Today, Zipmex announced it had filed for bankruptcy protection in Singapore, becoming the latest casualty of the global downturn in digital currencies and exposure to the now-bankrupt Three Arrows Capital.
Zipmex’s trouble with Thailand’s authorities started on July 20 when it froze crypto withdrawals for its users. The startup immediately resume withdrawals resumed on the same evening in Thailand and later on in other countries, except for transfers from one investment product.
As we reported on Monday, The Southeast Asia-focused crypto exchange, which operates in Thailand, Indonesia, Singapore, and Australia, disclosed last week it had exposure worth $53 million in crypto lenders, Babel Finance, and Celsius.
Zipmex said it extended a loan amount of $48 million to Babel, with an additional $5 million to Celsius, which recently for bankruptcy. But anonymous sources put the loan amount to be at $100 million from a high-yielding program known as ZipUp to Babel. A Babel representative denied the claim.

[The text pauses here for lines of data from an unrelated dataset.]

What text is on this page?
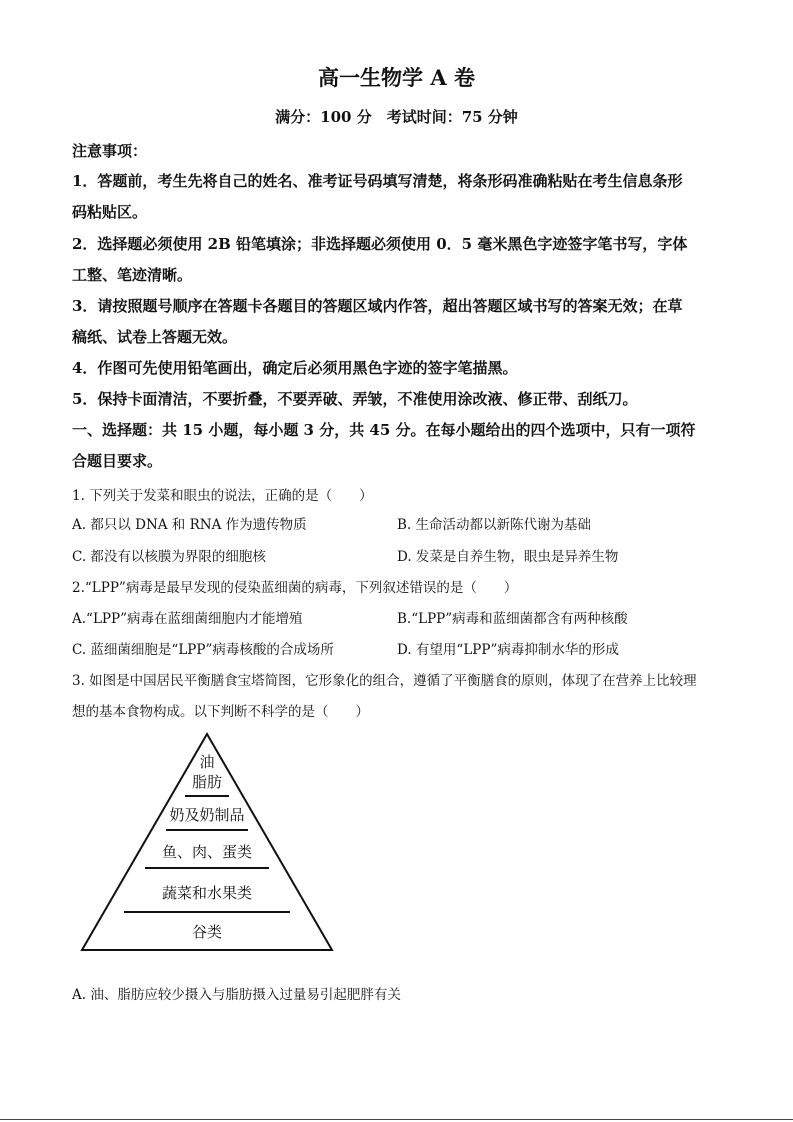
高一生物学 A 卷
满分：100 分　考试时间：75 分钟
注意事项：
1．答题前，考生先将自己的姓名、准考证号码填写清楚，将条形码准确粘贴在考生信息条形
码粘贴区。
2．选择题必须使用 2B 铅笔填涂；非选择题必须使用 0．5 毫米黑色字迹签字笔书写，字体
工整、笔迹清晰。
3．请按照题号顺序在答题卡各题目的答题区域内作答，超出答题区域书写的答案无效；在草
稿纸、试卷上答题无效。
4．作图可先使用铅笔画出，确定后必须用黑色字迹的签字笔描黑。
5．保持卡面清洁，不要折叠，不要弄破、弄皱，不准使用涂改液、修正带、刮纸刀。
一、选择题：共 15 小题，每小题 3 分，共 45 分。在每小题给出的四个选项中，只有一项符
合题目要求。
1. 下列关于发菜和眼虫的说法，正确的是（　　）
A. 都只以 DNA 和 RNA 作为遗传物质	B. 生命活动都以新陈代谢为基础
C. 都没有以核膜为界限的细胞核	D. 发菜是自养生物，眼虫是异养生物
2.“LPP”病毒是最早发现的侵染蓝细菌的病毒，下列叙述错误的是（　　）
A.“LPP”病毒在蓝细菌细胞内才能增殖	B.“LPP”病毒和蓝细菌都含有两种核酸
C. 蓝细菌细胞是“LPP”病毒核酸的合成场所	D. 有望用“LPP”病毒抑制水华的形成
3. 如图是中国居民平衡膳食宝塔简图，它形象化的组合，遵循了平衡膳食的原则，体现了在营养上比较理
想的基本食物构成。以下判断不科学的是（　　）
油
脂肪
奶及奶制品
鱼、肉、蛋类
蔬菜和水果类
谷类
A. 油、脂肪应较少摄入与脂肪摄入过量易引起肥胖有关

Zipmex said it plans to write off the $5 million loan to Celsius and is in discussion with Babel to evaluate its options to resolve the issue.
According to the Thailand SEC, Zipmex currently holds a digital asset exchange and a digital asset broker license. Dr. Akalarp Yimwilai, Chief Executive Officer and Co-Founder of Zipmex (Thailand) also said that Zipmex is a digital trading platform licensed by the Ministry of Finance and regulated by the Securities and Exchange Commission (SEC).
Two days ago, Zipmex said its solicitors submitted five applications on July 22 seeking moratoriums to prohibit legal proceedings against Zipmex for up to six months. But under Singapore law, such a filing grants companies an automatic moratorium for 30 days, or until a Singapore Court makes a decision on the application, whichever is earlier.